Elsewhere, U.S.A.: How We Got from the Company Man, Family Dinners, and the Affluent Society to the Home Office, BlackBerry Moms, and Economic Anxiety

Dalton Conley

Pantheon

We found it both charming and silly that in its listing on Amazon, a text message from the author was included. As he sat watching his daughter's soccer game, he typed: "The organization man is gone, replaced by the elsewhere dad, the blackberry mom, and various other figures in our new social landscape. Or so I claim... It's up to u 2 tell me if I've struck out or connected..." Analysis of both markets and technology sends Conley down a path that can be both terrifying and eye-opening. Publishers Weekly writes, "Conley examines how technology has altered how Americans earn and spend money, playing out the behaviors characteristic of late capitalism or simply an evolving economic system that, by attaching a price to virtually everything from child rearing to dating, has helped devalue people, the work they do, and the material goods they desire."

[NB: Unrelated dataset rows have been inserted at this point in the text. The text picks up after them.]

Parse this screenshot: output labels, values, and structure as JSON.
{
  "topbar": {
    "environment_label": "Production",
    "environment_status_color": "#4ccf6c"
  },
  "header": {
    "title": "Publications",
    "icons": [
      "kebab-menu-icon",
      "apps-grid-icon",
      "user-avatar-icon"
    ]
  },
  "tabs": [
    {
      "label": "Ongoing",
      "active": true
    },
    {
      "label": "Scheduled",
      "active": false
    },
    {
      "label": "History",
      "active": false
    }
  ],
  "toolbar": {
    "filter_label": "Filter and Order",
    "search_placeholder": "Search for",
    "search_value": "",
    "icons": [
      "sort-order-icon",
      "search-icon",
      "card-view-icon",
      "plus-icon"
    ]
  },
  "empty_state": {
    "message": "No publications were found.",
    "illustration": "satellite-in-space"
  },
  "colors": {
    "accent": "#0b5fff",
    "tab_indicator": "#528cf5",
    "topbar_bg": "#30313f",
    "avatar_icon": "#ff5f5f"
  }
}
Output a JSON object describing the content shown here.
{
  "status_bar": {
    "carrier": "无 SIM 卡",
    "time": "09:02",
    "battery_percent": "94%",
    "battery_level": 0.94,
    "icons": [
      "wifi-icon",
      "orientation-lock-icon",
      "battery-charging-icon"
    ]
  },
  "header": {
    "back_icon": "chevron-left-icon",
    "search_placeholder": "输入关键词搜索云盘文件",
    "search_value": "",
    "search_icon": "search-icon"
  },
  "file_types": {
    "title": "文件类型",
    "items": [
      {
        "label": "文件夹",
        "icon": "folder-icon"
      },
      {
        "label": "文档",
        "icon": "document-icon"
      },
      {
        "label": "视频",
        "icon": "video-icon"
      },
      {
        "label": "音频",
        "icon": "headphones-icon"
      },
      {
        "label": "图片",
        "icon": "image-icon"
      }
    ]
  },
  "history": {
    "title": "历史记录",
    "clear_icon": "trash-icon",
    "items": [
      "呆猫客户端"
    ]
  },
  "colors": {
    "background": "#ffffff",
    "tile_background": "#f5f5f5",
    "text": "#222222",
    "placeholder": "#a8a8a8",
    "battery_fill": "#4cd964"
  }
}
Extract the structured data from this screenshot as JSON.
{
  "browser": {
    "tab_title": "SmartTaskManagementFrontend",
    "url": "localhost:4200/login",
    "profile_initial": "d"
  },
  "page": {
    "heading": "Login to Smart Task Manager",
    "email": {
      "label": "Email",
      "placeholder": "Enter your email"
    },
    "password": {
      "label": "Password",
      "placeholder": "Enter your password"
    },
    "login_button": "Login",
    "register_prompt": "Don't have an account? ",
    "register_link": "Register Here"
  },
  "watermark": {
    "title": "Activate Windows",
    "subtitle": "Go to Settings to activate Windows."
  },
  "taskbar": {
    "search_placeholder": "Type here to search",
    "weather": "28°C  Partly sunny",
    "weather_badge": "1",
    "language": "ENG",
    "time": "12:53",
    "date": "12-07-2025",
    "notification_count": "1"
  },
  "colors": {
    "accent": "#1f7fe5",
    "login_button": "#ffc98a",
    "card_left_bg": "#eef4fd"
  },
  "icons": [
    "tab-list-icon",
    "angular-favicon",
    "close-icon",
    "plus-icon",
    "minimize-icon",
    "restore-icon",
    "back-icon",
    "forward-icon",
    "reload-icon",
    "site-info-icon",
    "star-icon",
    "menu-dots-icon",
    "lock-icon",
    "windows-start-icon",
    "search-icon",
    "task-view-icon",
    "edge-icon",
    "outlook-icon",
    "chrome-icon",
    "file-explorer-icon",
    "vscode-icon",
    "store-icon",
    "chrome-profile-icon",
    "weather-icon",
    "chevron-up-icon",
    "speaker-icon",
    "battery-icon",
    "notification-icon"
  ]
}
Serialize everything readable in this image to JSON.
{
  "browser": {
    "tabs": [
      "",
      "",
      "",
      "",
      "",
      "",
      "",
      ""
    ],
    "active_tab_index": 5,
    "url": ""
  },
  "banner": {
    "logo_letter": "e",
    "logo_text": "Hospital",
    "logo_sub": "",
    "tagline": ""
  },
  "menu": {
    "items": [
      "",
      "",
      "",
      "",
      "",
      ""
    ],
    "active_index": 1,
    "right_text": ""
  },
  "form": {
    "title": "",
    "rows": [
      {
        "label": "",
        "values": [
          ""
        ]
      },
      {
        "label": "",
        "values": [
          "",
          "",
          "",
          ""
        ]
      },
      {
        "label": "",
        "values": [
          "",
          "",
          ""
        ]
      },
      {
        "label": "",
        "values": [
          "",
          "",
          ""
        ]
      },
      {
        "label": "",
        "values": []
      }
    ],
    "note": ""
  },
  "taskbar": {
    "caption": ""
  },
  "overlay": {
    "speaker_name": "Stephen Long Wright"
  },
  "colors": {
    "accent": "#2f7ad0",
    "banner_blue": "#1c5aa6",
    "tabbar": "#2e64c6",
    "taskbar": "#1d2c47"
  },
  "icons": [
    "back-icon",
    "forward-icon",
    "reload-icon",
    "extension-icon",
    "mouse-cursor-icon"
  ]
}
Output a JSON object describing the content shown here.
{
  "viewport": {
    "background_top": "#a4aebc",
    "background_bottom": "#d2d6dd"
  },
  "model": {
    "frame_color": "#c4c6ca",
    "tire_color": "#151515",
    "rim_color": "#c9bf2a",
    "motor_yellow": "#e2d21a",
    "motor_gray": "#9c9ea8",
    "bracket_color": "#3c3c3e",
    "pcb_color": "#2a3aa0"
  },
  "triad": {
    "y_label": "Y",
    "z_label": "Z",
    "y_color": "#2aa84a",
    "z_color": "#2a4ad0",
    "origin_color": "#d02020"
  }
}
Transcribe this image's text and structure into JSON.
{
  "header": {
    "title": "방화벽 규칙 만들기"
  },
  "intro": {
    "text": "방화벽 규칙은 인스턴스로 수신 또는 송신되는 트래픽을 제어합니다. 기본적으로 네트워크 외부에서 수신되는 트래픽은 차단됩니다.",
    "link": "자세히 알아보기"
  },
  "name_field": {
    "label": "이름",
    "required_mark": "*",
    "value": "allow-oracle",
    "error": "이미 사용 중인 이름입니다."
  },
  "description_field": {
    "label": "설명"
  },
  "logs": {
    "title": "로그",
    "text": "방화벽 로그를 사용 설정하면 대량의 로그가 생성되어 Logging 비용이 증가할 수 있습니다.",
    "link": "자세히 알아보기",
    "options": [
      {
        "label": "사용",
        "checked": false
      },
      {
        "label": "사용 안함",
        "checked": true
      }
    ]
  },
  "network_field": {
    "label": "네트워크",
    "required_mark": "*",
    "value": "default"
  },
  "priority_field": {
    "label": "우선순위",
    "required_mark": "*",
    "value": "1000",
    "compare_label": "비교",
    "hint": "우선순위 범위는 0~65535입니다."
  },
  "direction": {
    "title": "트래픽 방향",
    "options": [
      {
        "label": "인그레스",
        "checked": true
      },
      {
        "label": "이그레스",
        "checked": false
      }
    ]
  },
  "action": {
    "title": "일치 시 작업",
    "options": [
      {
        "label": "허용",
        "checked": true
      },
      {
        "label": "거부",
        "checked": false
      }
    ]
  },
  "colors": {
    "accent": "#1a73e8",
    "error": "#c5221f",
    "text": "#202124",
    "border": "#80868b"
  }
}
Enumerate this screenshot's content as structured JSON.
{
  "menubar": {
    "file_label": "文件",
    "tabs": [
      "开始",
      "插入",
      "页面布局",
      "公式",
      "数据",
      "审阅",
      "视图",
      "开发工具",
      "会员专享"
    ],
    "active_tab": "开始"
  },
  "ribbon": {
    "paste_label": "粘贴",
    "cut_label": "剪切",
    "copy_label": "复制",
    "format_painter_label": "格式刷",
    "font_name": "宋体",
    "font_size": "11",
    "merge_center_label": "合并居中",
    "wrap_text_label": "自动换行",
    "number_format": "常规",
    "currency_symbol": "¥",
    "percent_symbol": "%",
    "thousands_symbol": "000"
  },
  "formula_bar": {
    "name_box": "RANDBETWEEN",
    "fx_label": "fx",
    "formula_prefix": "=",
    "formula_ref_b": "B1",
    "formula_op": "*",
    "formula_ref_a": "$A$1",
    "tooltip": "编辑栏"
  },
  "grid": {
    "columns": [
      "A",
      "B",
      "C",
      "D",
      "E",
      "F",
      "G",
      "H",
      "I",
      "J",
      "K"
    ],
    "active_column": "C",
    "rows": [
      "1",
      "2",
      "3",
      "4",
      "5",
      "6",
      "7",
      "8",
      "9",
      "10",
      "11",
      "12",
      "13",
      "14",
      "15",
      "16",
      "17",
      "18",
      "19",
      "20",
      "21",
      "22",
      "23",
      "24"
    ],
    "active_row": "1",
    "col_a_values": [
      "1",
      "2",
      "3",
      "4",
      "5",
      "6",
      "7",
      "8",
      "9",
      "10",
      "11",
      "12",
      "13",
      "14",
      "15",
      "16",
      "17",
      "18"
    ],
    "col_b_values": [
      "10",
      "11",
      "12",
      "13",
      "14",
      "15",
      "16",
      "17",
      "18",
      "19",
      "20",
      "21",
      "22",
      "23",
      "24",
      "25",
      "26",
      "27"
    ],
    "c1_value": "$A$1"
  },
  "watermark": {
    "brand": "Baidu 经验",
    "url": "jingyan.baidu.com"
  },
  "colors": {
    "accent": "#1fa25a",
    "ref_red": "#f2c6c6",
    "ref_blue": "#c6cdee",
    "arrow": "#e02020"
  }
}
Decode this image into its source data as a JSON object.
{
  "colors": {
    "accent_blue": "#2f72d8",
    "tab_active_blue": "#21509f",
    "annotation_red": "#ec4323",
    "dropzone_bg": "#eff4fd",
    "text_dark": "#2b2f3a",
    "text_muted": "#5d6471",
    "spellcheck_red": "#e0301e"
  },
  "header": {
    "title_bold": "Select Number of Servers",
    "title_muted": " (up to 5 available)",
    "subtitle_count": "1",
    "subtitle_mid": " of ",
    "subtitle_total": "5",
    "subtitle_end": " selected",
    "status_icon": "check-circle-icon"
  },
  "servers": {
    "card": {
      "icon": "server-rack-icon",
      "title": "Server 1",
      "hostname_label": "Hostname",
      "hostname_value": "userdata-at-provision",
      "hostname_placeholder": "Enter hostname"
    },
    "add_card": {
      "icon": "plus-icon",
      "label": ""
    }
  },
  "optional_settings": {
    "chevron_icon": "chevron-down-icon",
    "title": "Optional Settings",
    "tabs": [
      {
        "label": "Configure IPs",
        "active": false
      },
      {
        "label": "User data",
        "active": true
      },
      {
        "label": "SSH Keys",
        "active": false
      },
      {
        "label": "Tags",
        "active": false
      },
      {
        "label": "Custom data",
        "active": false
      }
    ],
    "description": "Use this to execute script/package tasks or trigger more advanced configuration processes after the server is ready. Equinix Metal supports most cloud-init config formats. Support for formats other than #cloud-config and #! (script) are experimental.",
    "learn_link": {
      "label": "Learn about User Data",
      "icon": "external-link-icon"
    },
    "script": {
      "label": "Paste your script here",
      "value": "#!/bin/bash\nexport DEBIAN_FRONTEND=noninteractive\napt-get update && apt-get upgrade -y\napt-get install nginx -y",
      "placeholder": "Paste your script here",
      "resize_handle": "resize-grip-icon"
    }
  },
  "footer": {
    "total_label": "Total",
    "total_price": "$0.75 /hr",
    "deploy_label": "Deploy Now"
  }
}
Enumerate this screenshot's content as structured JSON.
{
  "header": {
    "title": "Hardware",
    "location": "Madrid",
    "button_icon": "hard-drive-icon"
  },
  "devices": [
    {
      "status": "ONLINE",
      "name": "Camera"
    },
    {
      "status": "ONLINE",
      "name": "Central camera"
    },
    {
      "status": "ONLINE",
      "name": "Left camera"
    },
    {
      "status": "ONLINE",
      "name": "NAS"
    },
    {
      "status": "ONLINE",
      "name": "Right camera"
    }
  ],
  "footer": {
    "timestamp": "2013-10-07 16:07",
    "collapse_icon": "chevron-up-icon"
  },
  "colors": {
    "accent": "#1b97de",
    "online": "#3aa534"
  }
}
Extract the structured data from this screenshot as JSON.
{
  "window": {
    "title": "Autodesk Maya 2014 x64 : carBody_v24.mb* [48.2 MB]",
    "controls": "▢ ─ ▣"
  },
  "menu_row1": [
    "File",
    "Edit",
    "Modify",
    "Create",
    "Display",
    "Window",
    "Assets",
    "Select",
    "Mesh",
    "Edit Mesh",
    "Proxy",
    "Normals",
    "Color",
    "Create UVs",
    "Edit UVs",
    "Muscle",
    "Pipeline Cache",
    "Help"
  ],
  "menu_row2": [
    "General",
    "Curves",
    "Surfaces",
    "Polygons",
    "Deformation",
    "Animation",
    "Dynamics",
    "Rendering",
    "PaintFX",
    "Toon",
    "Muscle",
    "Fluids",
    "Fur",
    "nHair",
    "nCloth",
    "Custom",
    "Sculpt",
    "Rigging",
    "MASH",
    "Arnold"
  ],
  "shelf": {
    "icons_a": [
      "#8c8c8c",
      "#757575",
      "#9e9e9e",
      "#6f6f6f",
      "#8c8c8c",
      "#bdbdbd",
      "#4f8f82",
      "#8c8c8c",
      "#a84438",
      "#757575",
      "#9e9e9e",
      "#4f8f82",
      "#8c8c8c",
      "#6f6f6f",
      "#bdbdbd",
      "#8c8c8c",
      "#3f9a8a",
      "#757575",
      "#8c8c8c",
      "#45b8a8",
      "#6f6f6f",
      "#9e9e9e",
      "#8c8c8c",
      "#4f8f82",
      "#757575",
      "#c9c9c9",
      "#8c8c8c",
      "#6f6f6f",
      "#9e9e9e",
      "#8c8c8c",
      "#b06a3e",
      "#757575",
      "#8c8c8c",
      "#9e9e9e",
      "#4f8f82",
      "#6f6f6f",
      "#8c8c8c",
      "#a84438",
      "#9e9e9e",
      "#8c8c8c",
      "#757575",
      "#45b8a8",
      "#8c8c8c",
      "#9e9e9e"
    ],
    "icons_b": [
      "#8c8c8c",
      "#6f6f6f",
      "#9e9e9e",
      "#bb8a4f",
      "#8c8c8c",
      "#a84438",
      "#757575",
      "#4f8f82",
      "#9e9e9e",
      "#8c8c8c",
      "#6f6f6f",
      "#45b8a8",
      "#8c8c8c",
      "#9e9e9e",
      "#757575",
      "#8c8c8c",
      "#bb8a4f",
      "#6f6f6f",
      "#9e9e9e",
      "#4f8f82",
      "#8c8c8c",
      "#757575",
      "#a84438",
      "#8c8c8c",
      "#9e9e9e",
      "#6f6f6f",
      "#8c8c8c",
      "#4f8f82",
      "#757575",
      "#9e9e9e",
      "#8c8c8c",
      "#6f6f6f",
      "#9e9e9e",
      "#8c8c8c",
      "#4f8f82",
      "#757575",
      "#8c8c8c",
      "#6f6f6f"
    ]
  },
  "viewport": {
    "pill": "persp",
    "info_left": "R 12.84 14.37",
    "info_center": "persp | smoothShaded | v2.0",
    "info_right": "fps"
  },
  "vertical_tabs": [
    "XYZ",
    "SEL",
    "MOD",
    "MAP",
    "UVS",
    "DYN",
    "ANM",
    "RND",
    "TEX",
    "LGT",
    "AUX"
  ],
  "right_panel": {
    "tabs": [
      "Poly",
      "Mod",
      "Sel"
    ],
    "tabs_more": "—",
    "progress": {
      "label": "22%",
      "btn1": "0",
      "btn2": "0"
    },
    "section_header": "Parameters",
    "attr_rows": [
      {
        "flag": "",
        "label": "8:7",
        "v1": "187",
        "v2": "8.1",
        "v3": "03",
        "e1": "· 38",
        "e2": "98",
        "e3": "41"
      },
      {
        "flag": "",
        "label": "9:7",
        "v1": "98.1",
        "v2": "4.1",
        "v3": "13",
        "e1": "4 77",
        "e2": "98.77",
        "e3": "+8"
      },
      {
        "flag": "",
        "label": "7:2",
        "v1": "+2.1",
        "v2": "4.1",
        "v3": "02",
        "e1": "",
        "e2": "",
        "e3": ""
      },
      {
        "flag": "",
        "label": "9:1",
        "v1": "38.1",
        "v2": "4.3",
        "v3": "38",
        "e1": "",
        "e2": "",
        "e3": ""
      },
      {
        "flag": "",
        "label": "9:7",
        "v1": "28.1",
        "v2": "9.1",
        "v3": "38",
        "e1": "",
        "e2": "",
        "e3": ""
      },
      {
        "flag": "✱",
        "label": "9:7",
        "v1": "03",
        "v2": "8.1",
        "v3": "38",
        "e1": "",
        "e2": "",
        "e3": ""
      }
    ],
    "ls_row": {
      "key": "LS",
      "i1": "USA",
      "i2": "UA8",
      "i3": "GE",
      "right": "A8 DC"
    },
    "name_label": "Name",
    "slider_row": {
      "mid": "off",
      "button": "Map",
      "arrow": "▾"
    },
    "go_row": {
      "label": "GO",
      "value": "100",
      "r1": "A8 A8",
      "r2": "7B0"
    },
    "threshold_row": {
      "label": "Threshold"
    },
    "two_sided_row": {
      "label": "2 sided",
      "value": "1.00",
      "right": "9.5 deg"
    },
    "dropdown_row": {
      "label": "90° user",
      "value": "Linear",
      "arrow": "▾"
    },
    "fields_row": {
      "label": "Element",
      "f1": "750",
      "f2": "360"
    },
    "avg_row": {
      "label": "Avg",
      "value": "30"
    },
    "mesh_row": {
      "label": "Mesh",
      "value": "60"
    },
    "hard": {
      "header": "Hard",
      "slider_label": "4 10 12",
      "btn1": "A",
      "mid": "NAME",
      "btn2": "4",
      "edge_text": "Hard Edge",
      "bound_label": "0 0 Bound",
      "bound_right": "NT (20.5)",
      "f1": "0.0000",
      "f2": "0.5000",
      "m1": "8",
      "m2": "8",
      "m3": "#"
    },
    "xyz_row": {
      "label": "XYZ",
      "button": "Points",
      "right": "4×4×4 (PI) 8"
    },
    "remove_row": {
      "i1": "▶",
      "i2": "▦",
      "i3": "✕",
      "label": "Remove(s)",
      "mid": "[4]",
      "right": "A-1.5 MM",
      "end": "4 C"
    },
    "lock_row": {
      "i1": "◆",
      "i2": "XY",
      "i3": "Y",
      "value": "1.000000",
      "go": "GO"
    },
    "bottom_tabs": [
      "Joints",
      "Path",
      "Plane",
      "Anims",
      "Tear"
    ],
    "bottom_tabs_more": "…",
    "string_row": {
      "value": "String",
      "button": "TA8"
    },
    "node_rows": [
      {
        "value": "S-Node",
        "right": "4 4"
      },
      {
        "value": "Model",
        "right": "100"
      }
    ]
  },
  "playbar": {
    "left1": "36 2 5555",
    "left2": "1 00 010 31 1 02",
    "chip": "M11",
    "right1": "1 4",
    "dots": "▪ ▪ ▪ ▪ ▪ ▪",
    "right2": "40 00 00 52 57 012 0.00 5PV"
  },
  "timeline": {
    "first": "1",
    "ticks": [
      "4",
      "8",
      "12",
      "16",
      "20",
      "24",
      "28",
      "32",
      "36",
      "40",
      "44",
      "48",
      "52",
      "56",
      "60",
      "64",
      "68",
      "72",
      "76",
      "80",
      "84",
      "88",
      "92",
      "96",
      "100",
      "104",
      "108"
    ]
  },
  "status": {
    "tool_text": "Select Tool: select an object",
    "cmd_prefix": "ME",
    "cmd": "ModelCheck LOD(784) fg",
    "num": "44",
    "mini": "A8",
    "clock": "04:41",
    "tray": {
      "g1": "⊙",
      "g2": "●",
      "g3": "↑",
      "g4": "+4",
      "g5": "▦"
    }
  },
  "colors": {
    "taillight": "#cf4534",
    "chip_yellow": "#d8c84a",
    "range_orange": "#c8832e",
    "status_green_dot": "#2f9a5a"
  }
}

Lords of Finance: The Bankers Who Broke the World

Liaquat Ahamed

Penguin Press

Do you think bankers as bad guys is anything new? Remember that little thing called The Great Depression? In an interview on Amazon.com, Ahamed said, "The Great Depression was largely caused by a failure of intellectual will - the men in charge simply did not understand how the economy worked. The risk this time round is that a failure of political will leads us into an economic cataclysm." The Washington Post writes: "Ahamed's book focuses on the four men whose arrogance and obstinacy, he contends, caused the worst depression in modern times: Benjamin Strong Jr., the morphine-using, consumptive governor of the New York Federal Reserve; Montagu Norman, the spiritual seeker at the helm of the Bank of England; Emile Moreau, the xenophobic governor of the Banc de France; and Hjalmer Schacht, the president of Germany's Reichsbank, a Prussian by temperament, if not by birth, whose sensibilities led to a flirtation with the Nazis."

MBA Degree in a Box: All the Prestige for a Fraction of the Price

The editors of Mental Floss magazine

Quirk Books

Don't have the $50,000 for an MBA - how about $15? We have to admit, this is a clever and fun product, even though technically it isn't a book. According to the product description, "Now the world's #1 boxed university is expanding its curriculum to include MBA Degree in a Box, an advanced course in business education, for the low price of $14.95." It is "packed with entertaining trivia about Henry Ford, Donald Trump, Steve Jobs, Bill Gates, and more." The program includes Business School in 96 Pages (a comprehensive textbook), 10 Heroes of the Boardroom trading cards, a "fiendishly complicated" business-trivia final exam, and 10 CEO case study cards. And we all know how important rankings are when selecting an MBA program, so remember "MBA Degree in a Box is the perfect gift for businesspeople of all ages from the highestranked boxed business school in the world!"

The Story of Success: Five Steps to Mastering Ethics in Business

Leigh Hafrey

Other Press

If you don't already have a variety of learning pieces in place on the subject of ethics, you will. While ethics in business has become something of an industry in and of itself, this book is a pared down, realistic primer on the topic that might help you shape your own programs. Hafrey breaks the topic down into five steps necessary to create ethical practices in business. They are:

  1. Speak up, speak out: define your managerial style
  2. See the big picture: recognize the forces that affect your practice
  3. Break the rules, make the rules, absorb the costs: drive change, and know it
  4. Tell good stories: find stories that bring out the best in your people and yourself
  5. Test for truth: distinguish fact from fantasy in your storytelling.

If you follow these steps, Hafrey suggests, the term "business ethics" can become something more than an oxymoron.